To Catcall Or To Compliment

Walking hurriedly along the street in the cool evening air, I glanced sideways at my reflection in the glass window, noting again my arms with dissatisfaction.
I barely had time to think, rushing madly as I was to get the 8:39 train in time, trying to take in and appreciate the surroundings around me (anti-depression technique), but my shoulders sagged a little, thinking of my dissatisfaction with the way I looked, trying to concentrate on it being more important the way I am inside and yes, I DO like my style. Including the trainers. It's independent looking, like I don't care what people think - and I don't, to some degree. But there are certain things about my body that I don't like. Since being rejected, that insecurity has gained a lot of ground, even though I try to ignore it.

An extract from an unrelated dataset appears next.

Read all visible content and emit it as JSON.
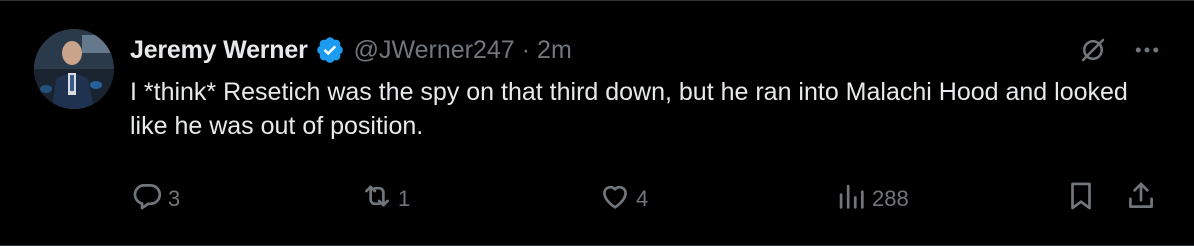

Rushing along Broad Street, I neared three guys in suits sauntering along. Looking ahead, I went to go past them when one, on a phone, waved at me, in front of my face. I smiled at him as he grinned, continuing a quick pace past. His mate behind slowed up and pointed.
"Hey, you smiled!"
At which my smile went full and I laughed.
I carried on; so did they.

They weren't being chavvy, so I felt complimented by the attention - which changed my attitude and I stopped slouching so much and strode on. Then I began to notice the other sideways glances from other guys. The smiles at me from some.

Which all served to boost my self-confidence.

It wasn't bad attention. If they were looking at my body, if I'd been wearing something questionable, then I'd have had good cause to be concerned. But a black t-shirt and mid-calf black chiffon skirt? No.

Which then lead to the pondering - is the attention wrong? Was my reaction to it wrong? Should I be denying/blocking the confidence feeling, as in the past, and be feeding my confidence from God alone?

Some people would say Yes.
Men should control their eyes and mouths, and not pay compliment or court to a woman's prettiness/beauty, unless to wife or family.
Yes, I should have been covered up more - maybe not had my hair loose or make-up on, not worn a t-shirt. I shouldn't have noticed the compliments of looks, smiles and waves and I certainly shouldn't have let it affect me.

But...I don't think so.
God made men to appreciate pretty things - including women. Too often they are scared to - maybe we shout sexual harassment or demanding equal treatment. Maybe because as women, we tend to go - ooh he complimented me! Maybe he wants to go on a date!
No, it was an appreciation of beauty. Be proud of being a woman and accept it graciously.

There would be a problem if I allowed the attention to obsess my thoughts or prompt more preening in front of the mirror than usual - if I allowed the dissatisfaction with who I am to sink into my soul until I try and change everything external, forgetting or minimising the importance of focusing on my spiritual growth, character and walk with God.
There is a problem when the opinion of men becomes worth it more than the opinion of God.

But there is nothing wrong with accepting the appreciation of men when offered appropriately.

Nor does it make me less of a woman to take it graciously.

If I send it where it came from - to God, Who gave men their appreciation of beauty, and me, for these few short years, the appearance of external prettiness. Even if I don't recognise or appreciate it until a guy waves his hand in front of my face. :-P

I will praise Thee, oh Lord, for I am fearfully and wonderfully made, and my soul knows it very well.

Thank You for putting people in the now to tell me physically when I get tired repeating to myself over and over.

Am I spiritualising the physical realm? Maybe.
I'd rather be directing what I consider to be gifts back to where they come from than taking glory for myself - for something I had no power to create or bring about.

And thanks, guys, for making a tired, soul-weary woman feel sparkly, attractive and pretty for a few hours.
I appreciate your appropriate compliments.
And no, I'm not thinking you want anything else. For once.